Bearded irises need late-summer rejuvenation to keep blooming

Golden iris
These are Tennessee Gentleman irises. Divide and
replant irises every three to five years for best
production. (Photo: Debbie Arrington)

Have your bearded irises stopped blooming? When was the last time you dug them up?

Every three to five years, bearded irises need to be dug up and started over. That’s the key to their durability and consistent bloom.

Each thumb-like growth on the rhizome – the plant’s fleshy underground stem – only flowers once. The rhizome then grows and produces another thumb, which will bloom the next year. But if the rhizomes run out of room to grow, they stop blooming.

Timing is everything with this chore; irises need to be divided and replanted in late August or September to get ready for spring bloom. So, now is the right time to dig up the iris bed.

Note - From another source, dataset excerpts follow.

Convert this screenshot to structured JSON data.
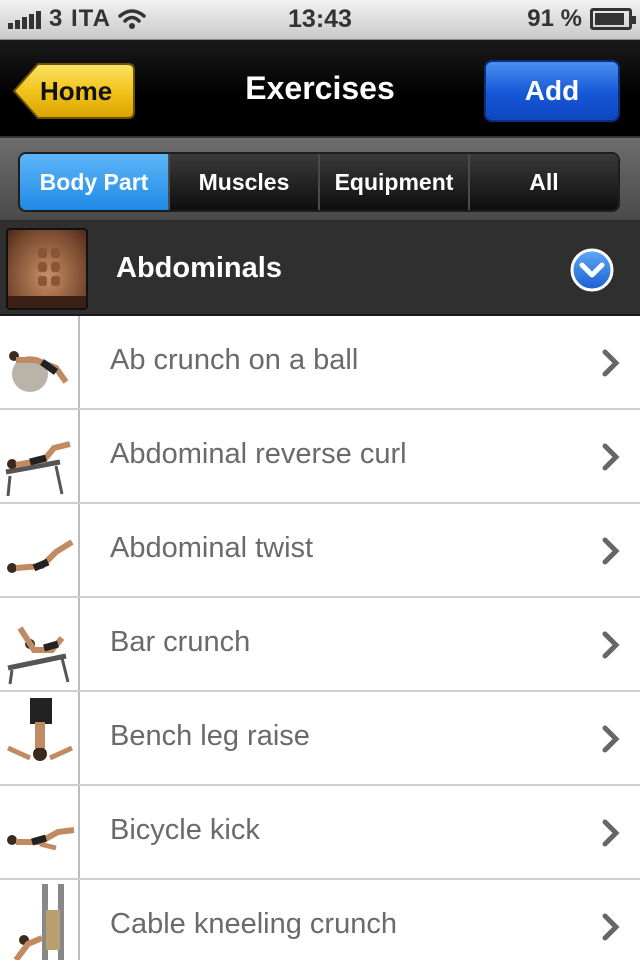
{
  "status_bar": {
    "carrier": "3 ITA",
    "time": "13:43",
    "battery": "91 %",
    "battery_level": 0.91
  },
  "nav": {
    "back_label": "Home",
    "title": "Exercises",
    "add_label": "Add"
  },
  "segments": {
    "items": [
      {
        "label": "Body Part",
        "active": true
      },
      {
        "label": "Muscles",
        "active": false
      },
      {
        "label": "Equipment",
        "active": false
      },
      {
        "label": "All",
        "active": false
      }
    ]
  },
  "category": {
    "title": "Abdominals",
    "toggle_icon": "chevron-down-circle-icon"
  },
  "exercises": [
    {
      "label": "Ab crunch on a ball"
    },
    {
      "label": "Abdominal reverse curl"
    },
    {
      "label": "Abdominal twist"
    },
    {
      "label": "Bar crunch"
    },
    {
      "label": "Bench leg raise"
    },
    {
      "label": "Bicycle kick"
    },
    {
      "label": "Cable kneeling crunch"
    }
  ],
  "colors": {
    "home_button": "#f3c51c",
    "add_button": "#1f5fd8",
    "segment_active": "#2b93ea",
    "row_text": "#6a6a6a"
  }
}
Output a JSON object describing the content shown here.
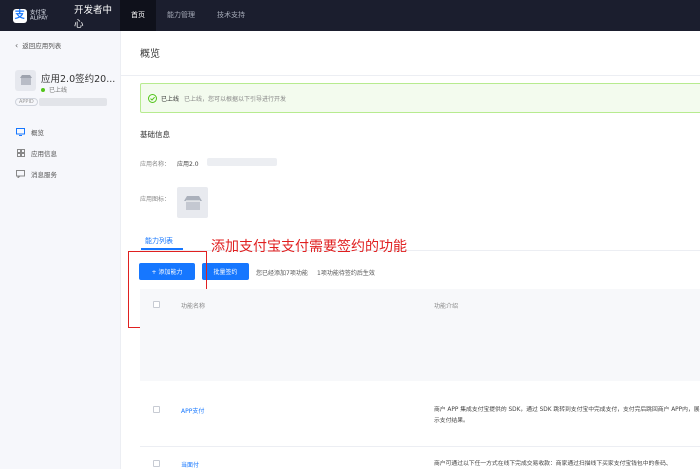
{
  "topbar": {
    "logo_glyph": "支",
    "logo_sub": "支付宝 ALIPAY",
    "brand_title": "开发者中心",
    "nav": [
      {
        "label": "首页",
        "active": true
      },
      {
        "label": "能力管理",
        "active": false
      },
      {
        "label": "技术支持",
        "active": false
      }
    ]
  },
  "sidebar": {
    "back_label": "返回应用列表",
    "app_name": "应用2.0签约20...",
    "app_status": "已上线",
    "appid_tag": "APPID",
    "menu": [
      {
        "label": "概览",
        "icon": "monitor-icon"
      },
      {
        "label": "应用信息",
        "icon": "grid-icon"
      },
      {
        "label": "消息服务",
        "icon": "message-icon"
      }
    ]
  },
  "main": {
    "title": "概览",
    "alert": {
      "strong": "已上线",
      "text": "已上线，您可以根据以下引导进行开发"
    },
    "basic_info": {
      "title": "基础信息",
      "name_label": "应用名称：",
      "name_value": "应用2.0",
      "icon_label": "应用图标："
    },
    "tab_label": "能力列表",
    "annotation": "添加支付宝支付需要签约的功能",
    "toolbar": {
      "add_label": "+ 添加能力",
      "batch_label": "批量签约",
      "hint_added": "您已经添加7项功能",
      "hint_pending": "1项功能待签约后生效"
    },
    "table": {
      "headers": [
        "功能名称",
        "功能介绍"
      ],
      "rows": [
        {
          "name": "APP支付",
          "desc": "商户 APP 集成支付宝提供的 SDK，通过 SDK 跳转到支付宝中完成支付，支付完后跳回商户 APP内，展示支付结果。"
        },
        {
          "name": "当面付",
          "desc": "商户可通过以下任一方式在线下完成交易收款：商家通过扫描线下买家支付宝钱包中的条码、"
        }
      ]
    }
  },
  "colors": {
    "accent": "#1677ff",
    "annotation": "#e02020",
    "success": "#52c41a",
    "topbar": "#1b1e2e"
  }
}
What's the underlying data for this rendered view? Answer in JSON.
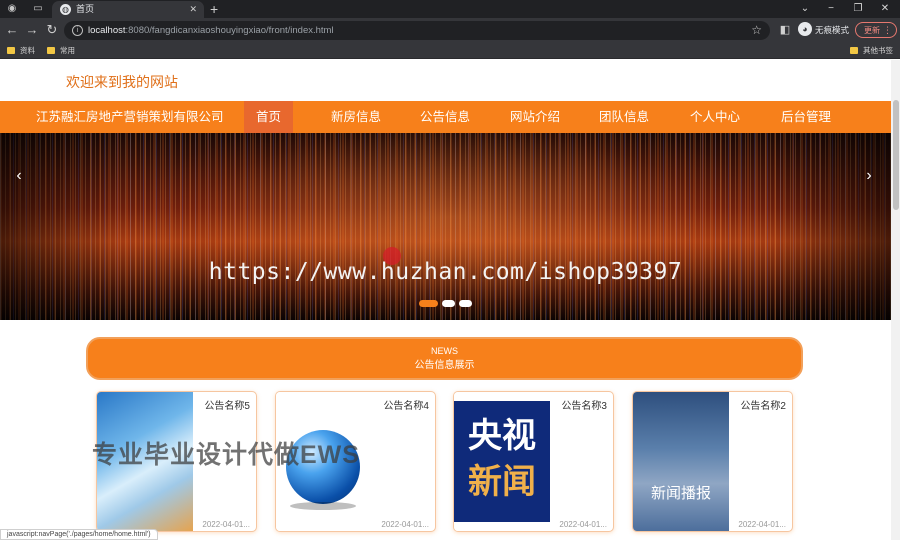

Why grow irises? They’re among the best water-wise perennials for the greater Sacramento area. They’re low maintenance, drought tolerant and reliable. Deer won’t eat them and most pests leave them alone. They pretty much take care of themselves most of the year, dying back in fall before re-emerging for a massive spring flower show.

What you see above ground is tied directly to what’s below ground. Over time, iris rhizomes lose their vitality. They rot or wither away. Side shoots grow from the central rhizome to form new baby rhizomes. It’s those baby rhizomes that will produce the future blooms.

Fans of leaves sprout from the tips of those thumbs. Since those thumbs can bloom only once, discard any segments attached to flower stalks when dividing iris.

How do you know which to keep, which to cut? Dig up the rhizomes and look.

Shallow-rooted, they come up very easily, pried from the ground with a pitch fork or spade.

Once they're unearthed, wash the rhizomes off with water and start working them apart, using your fingers and a trowel or sharp knife.  Keep the young healthy rhizomes with one or two fans of leaves and healthy roots attached. Break off the aged, bloomed-out, rotted or dried-out pieces and discard. Also look for insect damage; cut that out, too. Of the fans you keep, trim the leaves down to 4 to 6 inches.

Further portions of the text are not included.